Side-Channel Attack against CRYSTALS-Kyber

CRYSTALS-Kyber is one of the public-key algorithms currently recommended by NIST as part of its post-quantum cryptography standardization process.

Researchers have just published a side-channel attack—using power consumption—against an implementation of the algorithm that was supposed to be resistant against that sort of attack.

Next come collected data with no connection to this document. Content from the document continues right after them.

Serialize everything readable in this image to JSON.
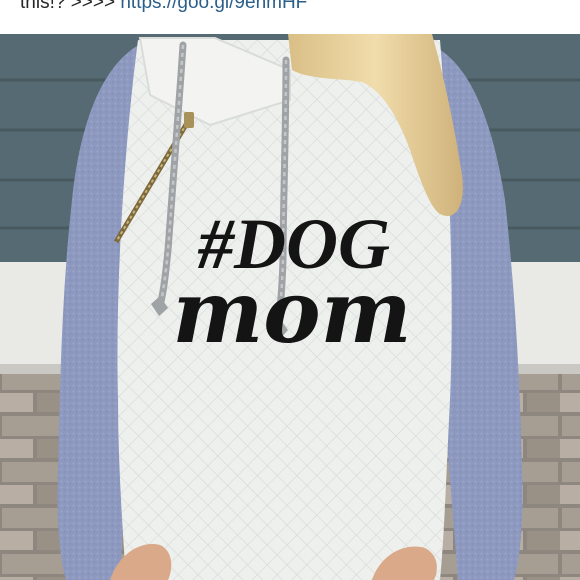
{
  "caption": {
    "text": "this!? >>>> ",
    "link": "https://goo.gl/9enmHF"
  },
  "product_photo": {
    "print_line1": "#DOG",
    "print_line2": "mom"
  },
  "colors": {
    "link": "#2b5f8a",
    "caption_text": "#262626",
    "hoodie_body": "#eef0ee",
    "hoodie_sleeve": "#8e99c0",
    "hair": "#e7cf97",
    "print": "#141414",
    "siding": "#566a73",
    "brick": "#a79e93"
  },
  "icons": {
    "drawstring": "drawstring-icon",
    "zipper": "zipper-icon"
  }
}
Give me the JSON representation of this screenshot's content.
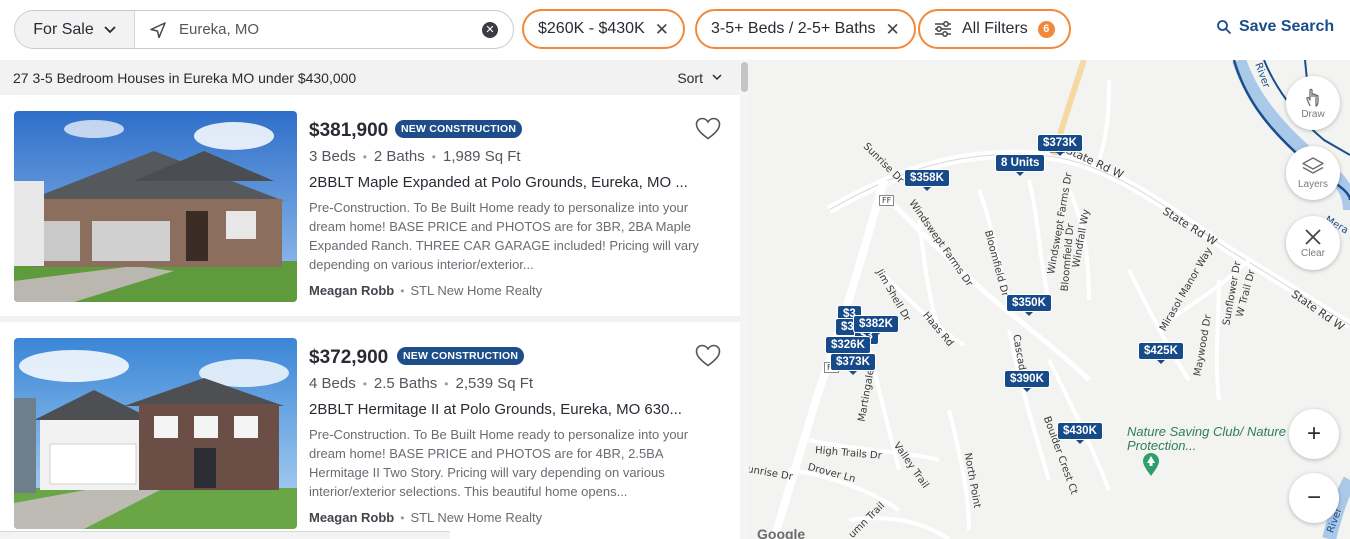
{
  "search": {
    "mode_label": "For Sale",
    "location_value": "Eureka, MO"
  },
  "filters": {
    "price_label": "$260K - $430K",
    "beds_baths_label": "3-5+ Beds / 2-5+ Baths",
    "all_filters_label": "All Filters",
    "all_filters_count": "6"
  },
  "save_search_label": "Save Search",
  "results": {
    "summary": "27 3-5 Bedroom Houses in Eureka MO under $430,000",
    "sort_label": "Sort"
  },
  "listings": [
    {
      "price": "$381,900",
      "badge": "NEW CONSTRUCTION",
      "beds": "3 Beds",
      "baths": "2 Baths",
      "sqft": "1,989 Sq Ft",
      "address": "2BBLT Maple Expanded at Polo Grounds, Eureka, MO ...",
      "description": "Pre-Construction. To Be Built Home ready to personalize into your dream home! BASE PRICE and PHOTOS are for 3BR, 2BA Maple Expanded Ranch. THREE CAR GARAGE included! Pricing will vary depending on various interior/exterior...",
      "agent": "Meagan Robb",
      "company": "STL New Home Realty"
    },
    {
      "price": "$372,900",
      "badge": "NEW CONSTRUCTION",
      "beds": "4 Beds",
      "baths": "2.5 Baths",
      "sqft": "2,539 Sq Ft",
      "address": "2BBLT Hermitage II at Polo Grounds, Eureka, MO 630...",
      "description": "Pre-Construction. To Be Built Home ready to personalize into your dream home! BASE PRICE and PHOTOS are for 4BR, 2.5BA Hermitage II Two Story. Pricing will vary depending on various interior/exterior selections. This beautiful home opens...",
      "agent": "Meagan Robb",
      "company": "STL New Home Realty"
    }
  ],
  "map": {
    "markers": {
      "m373a": "$373K",
      "units": "8 Units",
      "m358": "$358K",
      "m350": "$350K",
      "m425": "$425K",
      "m390": "$390K",
      "m430": "$430K",
      "m382": "$382K",
      "m326": "$326K",
      "m373b": "$373K",
      "m3a": "$3",
      "m3b": "$3",
      "m3c": "$3"
    },
    "controls": {
      "draw": "Draw",
      "layers": "Layers",
      "clear": "Clear",
      "zoom_in": "+",
      "zoom_out": "−"
    },
    "roads": {
      "state_rd_w1": "State Rd W",
      "state_rd_w2": "State Rd W",
      "state_rd_w3": "State Rd W",
      "sunrise": "Sunrise Dr",
      "windswept": "Windswept Farms Dr",
      "bloomfield": "Bloomfield Dr",
      "windswept2": "Windswept Farms Dr",
      "bloomfield2": "Bloomfield Dr",
      "windfall": "Windfall Wy",
      "jim_shell": "Jim Shell Dr",
      "haas": "Haas Rd",
      "mirasol": "Mirasol Manor Way",
      "sunflower": "Sunflower Dr",
      "wtrail": "W Trail Dr",
      "maywood": "Maywood Dr",
      "martingale": "Martingale",
      "cascade": "Cascade",
      "boulder": "Boulder Crest Ct",
      "high_trails": "High Trails Dr",
      "valley": "Valley Trail",
      "north_point": "North Point",
      "drover": "Drover Ln",
      "sunrise2": "unrise Dr",
      "autumn": "umn Trail",
      "river1": "River",
      "river2": "River",
      "mera": "Mera",
      "ff1": "FF",
      "ff2": "FF",
      "ff3": "FF",
      "ff4": "FF"
    },
    "poi": "Nature Saving Club/ Nature Protection...",
    "attribution": "Google"
  },
  "colors": {
    "accent_orange": "#f2893a",
    "brand_blue": "#1b4d8c",
    "marker_blue": "#164a88"
  }
}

The algorithm is not “broken” or “cracked”—despite headlines to the contrary—this is just a side-channel attack. What makes this work really interesting is that the researchers used a machine-learning model to train the system to exploit the side channel.

Tags: , , , , , ,

Posted on February 28, 2023 at 7:19 AM8 Comments

Comments

Clive Robinson February 28, 2023 11:08 AM

@ Bruce, ALL,

“The algorithm is not “broken” or “cracked”—despite headlines to the contrary—this is just a side-channel attack.”

The problem is not many understand the difference between,

1, Broken algorithm.
2, Broken implementation.

Or the implication of the latter.

As I’ve indicated in the past side channels appear in many ways, and they can leak many things.

What would be fair to say is that outside certain “Tripple Fence” organisations, not much research has been done.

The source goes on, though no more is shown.